No se ruborizó. Más bien, al contrario. Se giró sin decir nada. Al sentir que se iba a ir, asustada ante el depredador, Raúl fue tras ella y le puso las manos sobre los hombros.
Estaba temblando.
– Te he asustado, Heather. Lo siento.
– No, no lo sientes -murmuró tras un largo silencio.
Ante su candor, Raúl tomó aire.
– Tienes razón. No lo siento -dijo. En lugar de agarrarla de la cintura y atraerla hacia sí, le quitó las manos de encima-. Aunque no me creas, nunca le había dicho esto a nadie. Ni en la primera cita ni en cualquier otro momento -añadió pasándose la mano por el pelo-. Parece que esta noche estamos siendo los dos de lo más sinceros.
Aquel comentario hizo que Heather se diera la vuelta. La expresión de sorpresa que vio en su rostro le confirmó que ella se había dado cuenta, como él, de la fuerte química que había entre ellos.
– ¿Cuánto tiempo te vas a quedar?
– Dos días. ¿Cuándo te vuelves a Nueva York?
Heather se quitó un mechón de pelo de la mejilla.
– Mañana al mediodía.
– No lo podríamos tener peor.
Se miraron a los ojos. Heather no hizo amago de hacer como que no lo había entendido.
– ¿ Vuelves a Argentina?
– Sí.
– ¿A la selva?
– Vivo allí y tengo un pequeño hospital a mi cargo.
– ¿Naciste allí?
– No, en Buenos Aires.
– ¿Cómo es?
– Es horriblemente sucio, hace mucho calor y mucha humedad.
– Pero te encanta -murmuró ella.
Él asintió.
– Como a ti te encanta el piano.
– No es lo mismo -contestó ella apretando un poco los dientes.
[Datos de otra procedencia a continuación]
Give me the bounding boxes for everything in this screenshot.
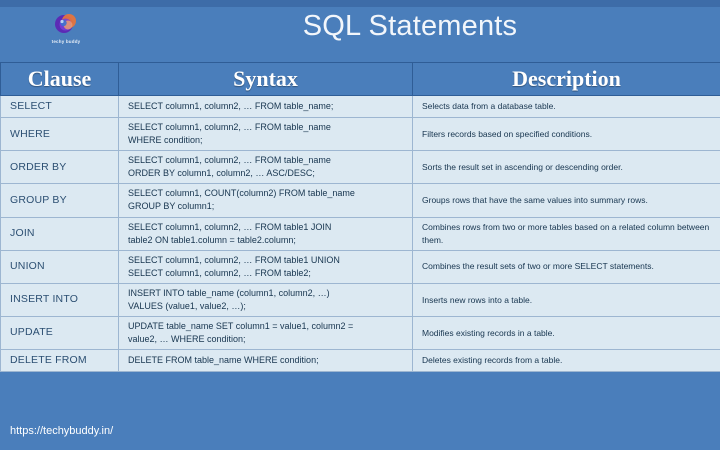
cell-description: Groups rows that have the same values in… xyxy=(413,184,720,217)
description-text: Combines rows from two or more tables ba… xyxy=(422,221,713,246)
syntax-line: SELECT column1, column2, … FROM table2; xyxy=(128,267,405,280)
syntax-line: GROUP BY column1; xyxy=(128,200,405,213)
brand-logo-text: techy buddy xyxy=(52,39,81,44)
column-header-syntax: Syntax xyxy=(119,63,413,96)
cell-description: Selects data from a database table. xyxy=(413,96,720,118)
syntax-line: INSERT INTO table_name (column1, column2… xyxy=(128,287,405,300)
syntax-line: SELECT column1, column2, … FROM table_na… xyxy=(128,121,405,134)
syntax-line: SELECT column1, column2, … FROM table1 J… xyxy=(128,221,405,234)
syntax-line: value2, … WHERE condition; xyxy=(128,333,405,346)
description-text: Sorts the result set in ascending or des… xyxy=(422,161,713,173)
table-row: WHERE SELECT column1, column2, … FROM ta… xyxy=(1,118,720,151)
cell-syntax: SELECT column1, column2, … FROM table_na… xyxy=(119,151,413,184)
cell-description: Modifies existing records in a table. xyxy=(413,316,720,349)
cell-clause: WHERE xyxy=(1,118,119,151)
top-accent-band xyxy=(0,0,720,7)
syntax-line: SELECT column1, column2, … FROM table_na… xyxy=(128,154,405,167)
table-header-row: Clause Syntax Description xyxy=(1,63,720,96)
syntax-line: ORDER BY column1, column2, … ASC/DESC; xyxy=(128,167,405,180)
table-body: SELECT SELECT column1, column2, … FROM t… xyxy=(1,96,720,372)
table-row: ORDER BY SELECT column1, column2, … FROM… xyxy=(1,151,720,184)
cell-syntax: SELECT column1, column2, … FROM table_na… xyxy=(119,96,413,118)
column-header-clause: Clause xyxy=(1,63,119,96)
cell-description: Filters records based on specified condi… xyxy=(413,118,720,151)
cell-syntax: SELECT column1, column2, … FROM table1 J… xyxy=(119,217,413,250)
table-row: JOIN SELECT column1, column2, … FROM tab… xyxy=(1,217,720,250)
cell-clause: INSERT INTO xyxy=(1,283,119,316)
description-text: Filters records based on specified condi… xyxy=(422,128,713,140)
cell-clause: JOIN xyxy=(1,217,119,250)
table-row: GROUP BY SELECT column1, COUNT(column2) … xyxy=(1,184,720,217)
slide: techy buddy SQL Statements Clause Syntax… xyxy=(0,0,720,450)
cell-description: Combines rows from two or more tables ba… xyxy=(413,217,720,250)
slide-footer: https://techybuddy.in/ xyxy=(0,417,720,450)
cell-clause: SELECT xyxy=(1,96,119,118)
column-header-description: Description xyxy=(413,63,720,96)
description-text: Modifies existing records in a table. xyxy=(422,327,713,339)
table-row: SELECT SELECT column1, column2, … FROM t… xyxy=(1,96,720,118)
sql-statements-table: Clause Syntax Description SELECT SELECT … xyxy=(0,62,720,372)
cell-description: Combines the result sets of two or more … xyxy=(413,250,720,283)
table-row: UPDATE UPDATE table_name SET column1 = v… xyxy=(1,316,720,349)
cell-syntax: SELECT column1, column2, … FROM table_na… xyxy=(119,118,413,151)
syntax-line: SELECT column1, COUNT(column2) FROM tabl… xyxy=(128,187,405,200)
brand-logo: techy buddy xyxy=(44,11,88,53)
cell-clause: GROUP BY xyxy=(1,184,119,217)
cell-syntax: SELECT column1, column2, … FROM table1 U… xyxy=(119,250,413,283)
footer-website-url[interactable]: https://techybuddy.in/ xyxy=(10,425,113,437)
cell-syntax: DELETE FROM table_name WHERE condition; xyxy=(119,349,413,371)
syntax-line: UPDATE table_name SET column1 = value1, … xyxy=(128,320,405,333)
syntax-line: SELECT column1, column2, … FROM table1 U… xyxy=(128,254,405,267)
syntax-line: VALUES (value1, value2, …); xyxy=(128,300,405,313)
techybuddy-logo-icon xyxy=(53,11,79,37)
cell-syntax: UPDATE table_name SET column1 = value1, … xyxy=(119,316,413,349)
slide-header: techy buddy SQL Statements xyxy=(0,7,720,62)
table-row: INSERT INTO INSERT INTO table_name (colu… xyxy=(1,283,720,316)
table-header: Clause Syntax Description xyxy=(1,63,720,96)
cell-syntax: INSERT INTO table_name (column1, column2… xyxy=(119,283,413,316)
table-row: DELETE FROM DELETE FROM table_name WHERE… xyxy=(1,349,720,371)
syntax-line: DELETE FROM table_name WHERE condition; xyxy=(128,354,405,367)
table-row: UNION SELECT column1, column2, … FROM ta… xyxy=(1,250,720,283)
cell-description: Inserts new rows into a table. xyxy=(413,283,720,316)
cell-clause: UPDATE xyxy=(1,316,119,349)
description-text: Groups rows that have the same values in… xyxy=(422,194,713,206)
page-title: SQL Statements xyxy=(120,10,700,43)
description-text: Deletes existing records from a table. xyxy=(422,354,713,366)
syntax-line: SELECT column1, column2, … FROM table_na… xyxy=(128,100,405,113)
cell-clause: DELETE FROM xyxy=(1,349,119,371)
description-text: Combines the result sets of two or more … xyxy=(422,260,713,272)
cell-description: Sorts the result set in ascending or des… xyxy=(413,151,720,184)
description-text: Inserts new rows into a table. xyxy=(422,294,713,306)
description-text: Selects data from a database table. xyxy=(422,100,713,112)
syntax-line: WHERE condition; xyxy=(128,134,405,147)
cell-description: Deletes existing records from a table. xyxy=(413,349,720,371)
cell-clause: ORDER BY xyxy=(1,151,119,184)
syntax-line: table2 ON table1.column = table2.column; xyxy=(128,234,405,247)
cell-clause: UNION xyxy=(1,250,119,283)
cell-syntax: SELECT column1, COUNT(column2) FROM tabl… xyxy=(119,184,413,217)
– Sí. La música es tu vida y la selva, la mía. Raúl se quedó sin saber su respuesta porque apareció Evan.
– Parece que ya os conocéis -dijo mirando primero a Raúl y luego a Heather-. Tu padre acaba de llegar y Phyllis me ha dicho que te diga que tienes algo para comer esperándote en el comedor.